Fully eradicating HIV from the body is an ongoing challenge because of the virus’ ability to evade the immune system and block attacks from antibodies.

In a study published in Nature Communications, investigators developed a method to analyze the protective shield that surrounds the virus.

Glycans are sugar molecules that form a shield on HIV’s protective outer glycoprotein machinery, which HIV uses to enter host cells. To stop the infection, the immune system wants to produce antibodies that bind to the glycoprotein. Unfortunately, the glycans block the immune cells from recognizing their targets and developing useful antibodies.

Using the novel method, scientists can rapidly create a “fingerprint" of the glycans on the glycoprotein to determine if they are on the right track in developing an effective vaccine.
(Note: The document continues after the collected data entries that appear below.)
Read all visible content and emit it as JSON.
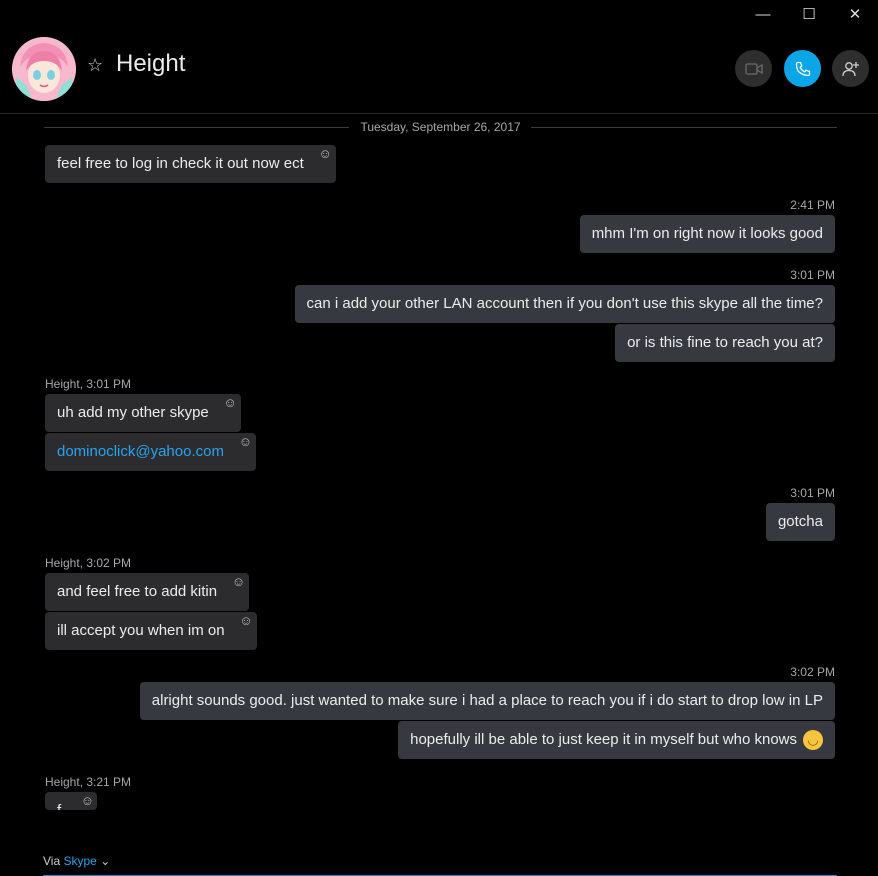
{
  "window": {
    "minimize_glyph": "—",
    "maximize_glyph": "☐",
    "close_glyph": "✕"
  },
  "header": {
    "contact_name": "Height",
    "favorite_glyph": "☆"
  },
  "conversation": {
    "date_separator": "Tuesday, September 26, 2017",
    "messages": [
      {
        "text": "feel free to log in check it out now ect"
      },
      {
        "time": "2:41 PM",
        "text": "mhm I'm on right now it looks good"
      },
      {
        "time": "3:01 PM",
        "text": "can i add your other LAN account then if you don't use this skype all the time?"
      },
      {
        "text": "or is this fine to reach you at?"
      },
      {
        "sender": "Height, 3:01 PM",
        "text": "uh add my other skype"
      },
      {
        "text": "dominoclick@yahoo.com"
      },
      {
        "time": "3:01 PM",
        "text": "gotcha"
      },
      {
        "sender": "Height, 3:02 PM",
        "text": "and feel free to add kitin"
      },
      {
        "text": "ill accept you when im on"
      },
      {
        "time": "3:02 PM",
        "text": "alright sounds good. just wanted to make sure i had a place to reach you if i do start to drop low in LP"
      },
      {
        "text": "hopefully ill be able to just keep it in myself but who knows"
      },
      {
        "sender": "Height, 3:21 PM",
        "text": "f"
      }
    ],
    "react_glyph": "☺",
    "emoji_glyph": "◡"
  },
  "footer": {
    "via_label": "Via",
    "via_source": "Skype",
    "dropdown_glyph": "⌄"
  }
}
“The ability to identify the glycan fingerprint on HIV’s glycoprotein will help us develop a vaccine that matches what is found on the virus,” said lead investigators James Paulson, Cecil H., and Ida M. Green.
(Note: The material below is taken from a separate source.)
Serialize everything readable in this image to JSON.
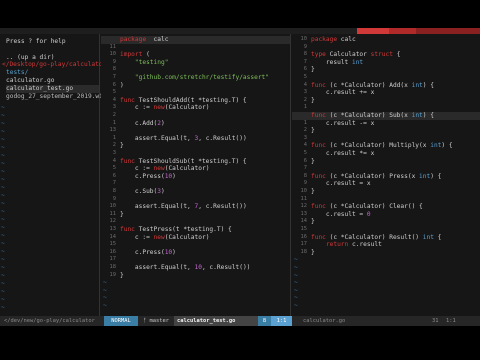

The new method allows scientists to identify which types of glycans make up the glycoprotein, and whether the glycoprotein has any vulnerable holes.

At the Scripps Research Institute, several investigative teams are designing HIV vaccines that prompt the body to create rare broadly neutralizing antibodies that can get around the glycan. To do this, they need to introduce the immune system to HIV-like glycoproteins and teach it to locate where the holes in the shield are.

In the current study, investigators developed a way to determine the composition of sugars on the glycoprotein. They used enzymes to break the glycoprotein into smaller peptide chunks. The peptide chunks were analyzed using mass spectrometry to see if they fall into 1 of 3 categories: high-mannose glycans, complex-type glycans, or sites with no glycans.

Although prior studies have been able to differentiate between high-mannose and complex-type glycans, this was the first-time investigators could also see the number of glycan-free sites.

Interestingly, the investigators found that the glycoprotein does not have as many holes as they predicted

In addition to identifying glycan-free sites, the new method also cuts down on time. Prior studies using mass spectrometry required investigators to manually analyze the peptide results, a process that could take months. In the new study, investigators used a computer algorithm to rapidly analyze the results.

The increase in speed will aid scientists as they begin to sort through different HIV vaccine candidates to identify the right one, the authors noted.

Next, the investigators plan to analyze the glycan composition and glycan-free sites on the native form of HIV, not just as an HIV-like candidate. Paulson added, “then we can see if the fingerprints match up.”

The match will indicate to investigators that they are on the right path in developing an HIV vaccine. The authors noted that the novel method could also be used against viruses with a similar glycoprotein shield, such as influenza.